Dalton + MichaelHow Impatient Should Founders Be In The Pre-AGI Era?
CHAPTERS
Fast wins vs durable success: why the best companies rarely “blow up” overnight
They open by challenging the common belief that wealth and success come from quick hits. Looking at admired software companies, they argue that nearly none became great in a single year—implying that time and compounding matter more than viral speed.
Pre‑AGI urgency: does classic startup advice still apply in the AI era?
Michael steelmans the feeling that “superintelligence is imminent,” so young people should treat life like an emergency and ignore traditional paths. The question: should founders go into break-glass mode because time is suddenly scarce?
What’s real about urgency: being early to a new era can pay off
Dalton agrees there is a rational, non-doom version of urgency: being strategic about learning AI tools and positioning early.
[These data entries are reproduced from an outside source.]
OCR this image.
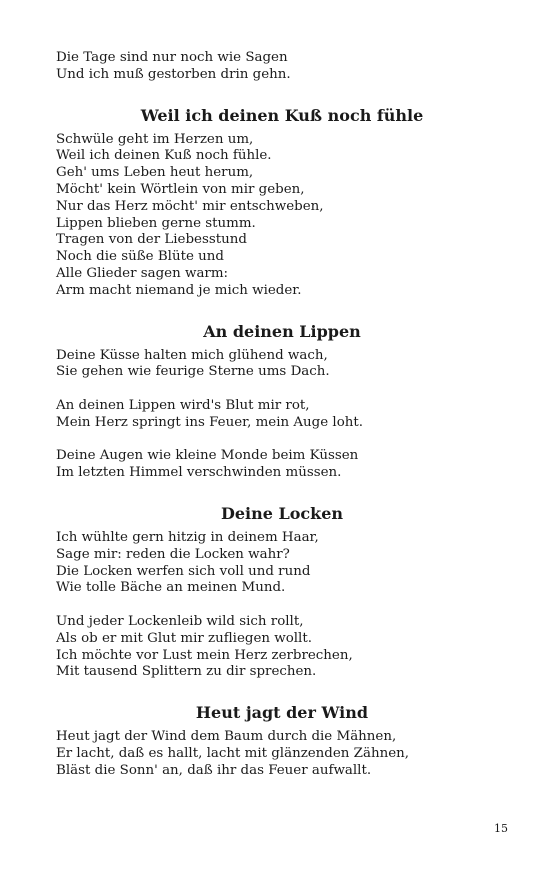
Die Tage sind nur noch wie Sagen
Und ich muß gestorben drin gehn.
Weil ich deinen Kuß noch fühle
Schwüle geht im Herzen um,
Weil ich deinen Kuß noch fühle.
Geh' ums Leben heut herum,
Möcht' kein Wörtlein von mir geben,
Nur das Herz möcht' mir entschweben,
Lippen blieben gerne stumm.
Tragen von der Liebesstund
Noch die süße Blüte und
Alle Glieder sagen warm:
Arm macht niemand je mich wieder.
An deinen Lippen
Deine Küsse halten mich glühend wach,
Sie gehen wie feurige Sterne ums Dach.
An deinen Lippen wird's Blut mir rot,
Mein Herz springt ins Feuer, mein Auge loht.
Deine Augen wie kleine Monde beim Küssen
Im letzten Himmel verschwinden müssen.
Deine Locken
Ich wühlte gern hitzig in deinem Haar,
Sage mir: reden die Locken wahr?
Die Locken werfen sich voll und rund
Wie tolle Bäche an meinen Mund.
Und jeder Lockenleib wild sich rollt,
Als ob er mit Glut mir zufliegen wollt.
Ich möchte vor Lust mein Herz zerbrechen,
Mit tausend Splittern zu dir sprechen.
Heut jagt der Wind
Heut jagt der Wind dem Baum durch die Mähnen,
Er lacht, daß es hallt, lacht mit glänzenden Zähnen,
Bläst die Sonn' an, daß ihr das Feuer aufwallt.
15
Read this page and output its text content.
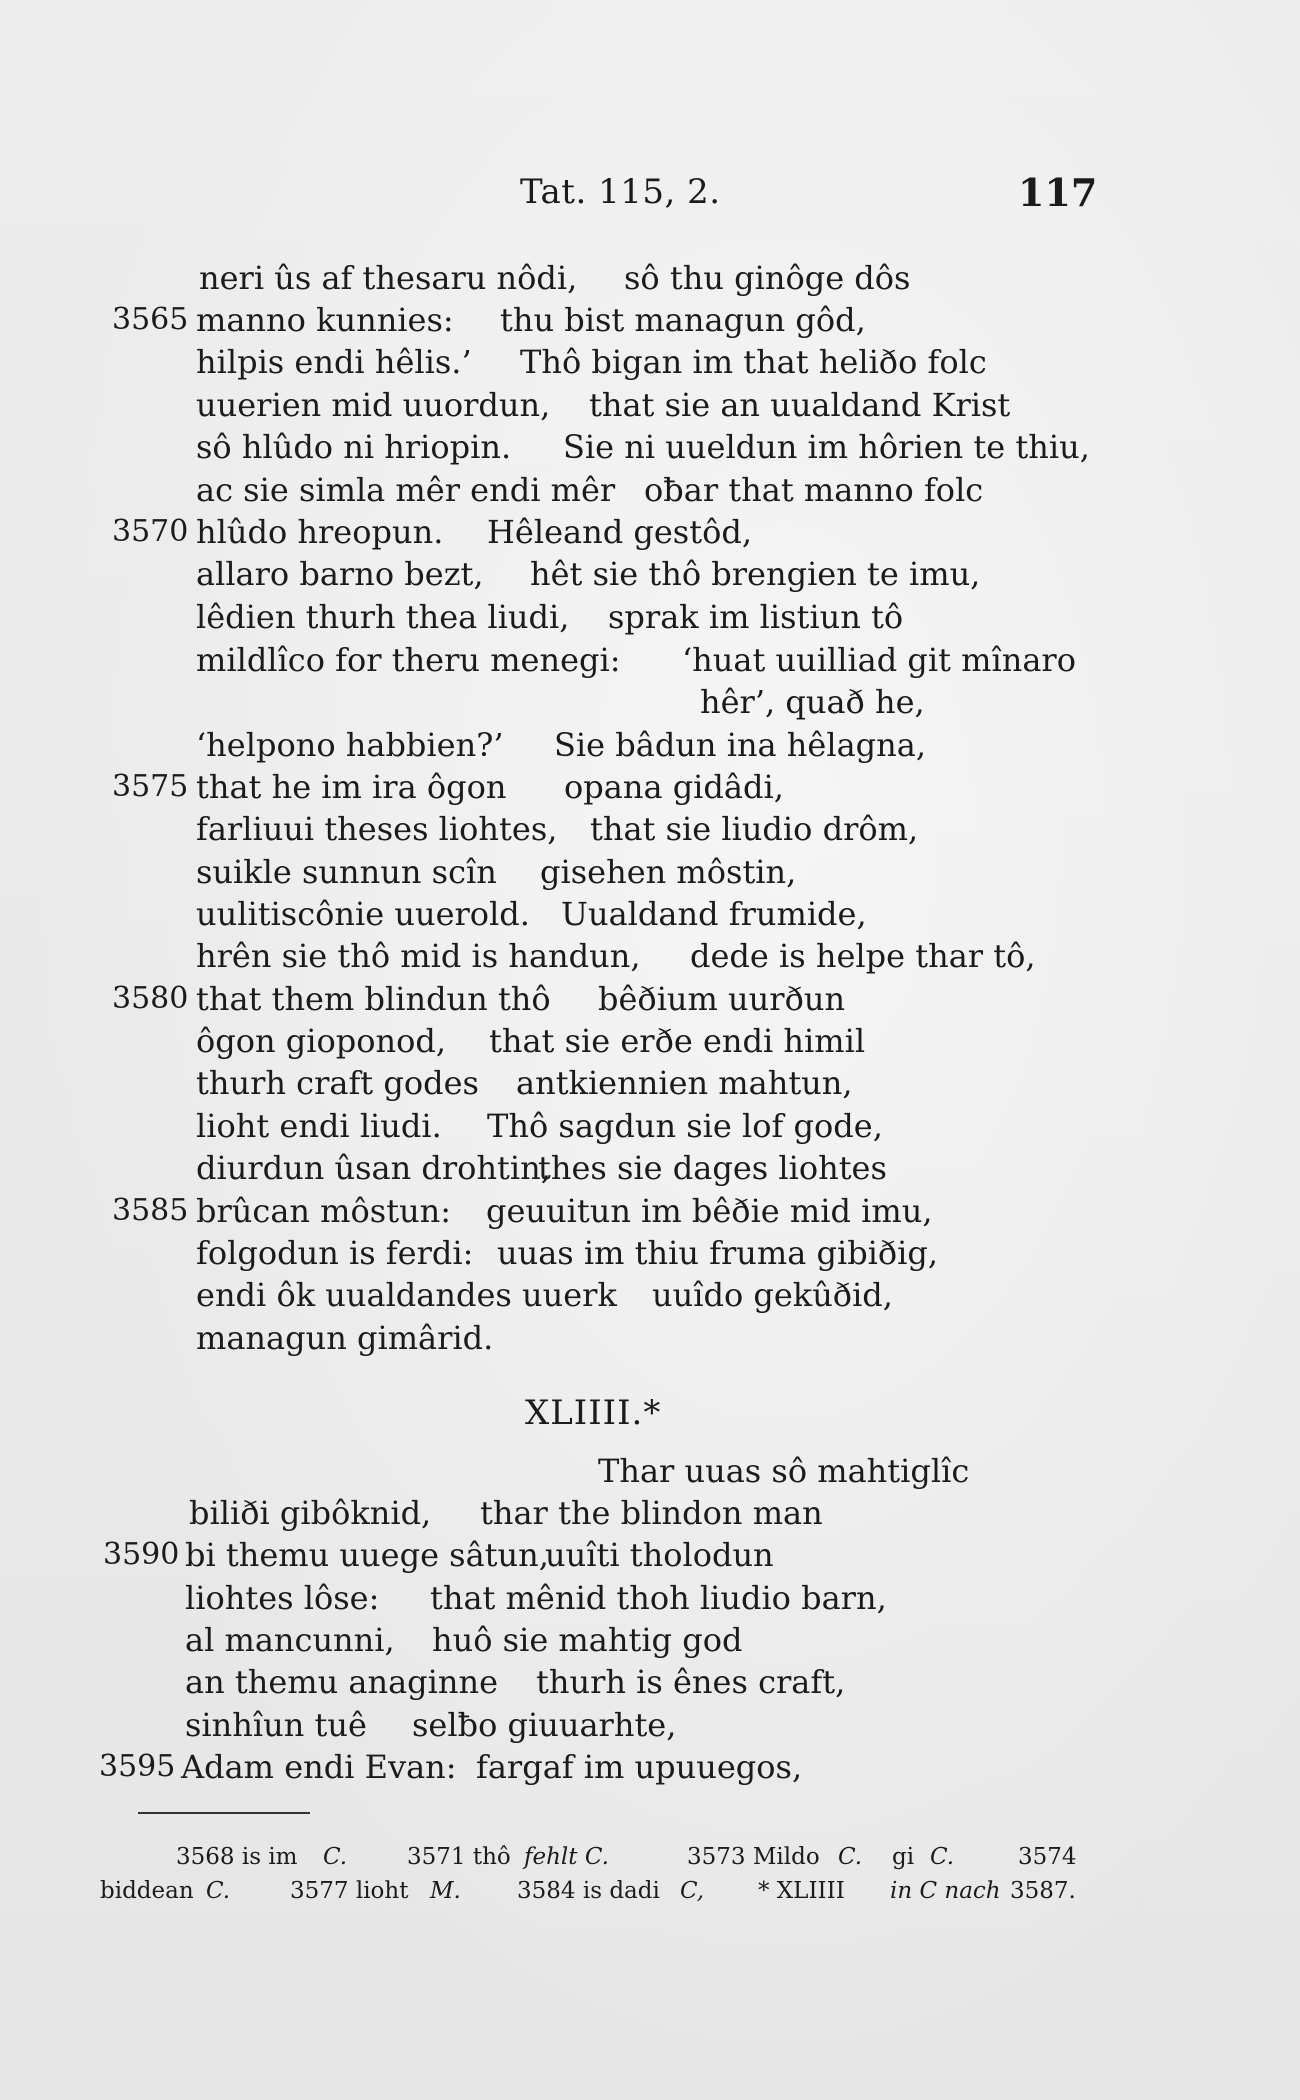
Tat. 115, 2.	117
neri ûs af thesaru nôdi, sô thu ginôge dôs
3565 manno kunnies: thu bist managun gôd,
hilpis endi hêlis.’ Thô bigan im that heliðo folc
uuerien mid uuordun, that sie an uualdand Krist
sô hlûdo ni hriopin. Sie ni uueldun im hôrien te thiu,
ac sie simla mêr endi mêr oƀar that manno folc
3570 hlûdo hreopun. Hêleand gestôd,
allaro barno bezt, hêt sie thô brengien te imu,
lêdien thurh thea liudi, sprak im listiun tô
mildlîco for theru menegi: ‘huat uuilliad git mînaro
hêr’, quað he,
‘helpono habbien?’ Sie bâdun ina hêlagna,
3575 that he im ira ôgon opana gidâdi,
farliuui theses liohtes, that sie liudio drôm,
suikle sunnun scîn gisehen môstin,
uulitiscônie uuerold. Uualdand frumide,
hrên sie thô mid is handun, dede is helpe thar tô,
3580 that them blindun thô bêðium uurðun
ôgon gioponod, that sie erðe endi himil
thurh craft godes antkiennien mahtun,
lioht endi liudi. Thô sagdun sie lof gode,
diurdun ûsan drohtin,
thes sie dages liohtes
3585 brûcan môstun: geuuitun im bêðie mid imu,
folgodun is ferdi: uuas im thiu fruma gibiðig,
endi ôk uualdandes uuerk uuîdo gekûðid,
managun gimârid.
XLIIII.*
Thar uuas sô mahtiglîc
biliði gibôknid, thar the blindon man
3590 bi themu uuege sâtun,
uuîti tholodun
liohtes lôse: that mênid thoh liudio barn,
al mancunni, huô sie mahtig god
an themu anaginne thurh is ênes craft,
sinhîun tuê selƀo giuuarhte,
3595 Adam endi Evan: fargaf im upuuegos,
3568 is im C.	3571 thô fehlt C.	3573 Mildo C. gi C.	3574
biddean C.	3577 lioht M. 3584 is dadi C, * XLIIII in C nach 3587.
Early adopters can gain “extra juice” when a new skill set is just emerging.
Doomsday culture and ‘AGI‑pilled’ life choices
Dalton warns that apocalyptic thinking can become pseudo-religious: the belief that you’re living at the end of history and must act accordingly. They acknowledge some people genuinely believe they must get rich or set up their lives before AGI changes everything.
The core founder paradox: be wildly impatient—while accepting it takes years
They articulate the central contradiction of building: you must push aggressively to make progress, yet also accept that great work takes a long time. The challenge is holding both beliefs without quitting when progress is slow.
Hard doesn’t mean wrong: the SAT math analogy and value in difficulty
Michael shares a founder story where a team avoided the hardest, most important customer problem because it seemed too difficult. He compares it to students assuming they’re ‘doing it wrong’ when an SAT problem gets hard—then generalizing that mistake to startups.
Palantir as a case study: obscurity, ridicule, then decades-long payoff
Dalton uses Palantir to illustrate how long real outcomes can take. Early years involved obscurity and criticism (e.g., “just consulting”), yet persistence over decades produced massive results.
A practical mental model: treat ‘move fast’ then ‘be patient’ as a sequence
Michael explains he can’t hold the duality simultaneously, so he treats it as serial: start with emergency-level speed, then once committed, switch to the patience required for hard work. You must reach the second phase to survive the real build.
Consistency compounds: their own video output as a persistence example
Dalton points to their channel: many people quit after 1–2 videos because it doesn’t go viral. Building something that matters requires showing up repeatedly even when early feedback is muted.
Casino-ification of capitalism: why short-term betting reshapes expectations
Dalton argues modern culture trains young people to associate wealth with gambling-like short-term bets—sports betting, crypto, options. If that’s your norm, advice about long-term compounding and craft won’t emotionally ‘land.’
Fundraising isn’t the finish line: Series A as a misleading ‘endpoint’
Michael critiques the mindset that rapid fundraising equals success. He argues a Series A is not winning—it often just means you’ve entered a high-risk phase where failure odds are still overwhelming.
The myth of the startup guidebook: frameworks, MBA-ification, and control seeking
They describe a recurring pattern: smart founders want a rigid framework—do A/B/C/D and win. Michael frames this as ‘MBA-ification’: importing middle-manager playbooks into an arena defined by uncertainty, luck, and constant change.
Closing advice: choose problems you enjoy—fun sustains long-term excellence
They conclude that the ability to persist through years of difficulty depends on enjoying the work. In the AI era, they argue there’s still time to do great work—so optimize for pride, craft, and sustained effort rather than lottery-ticket thinking.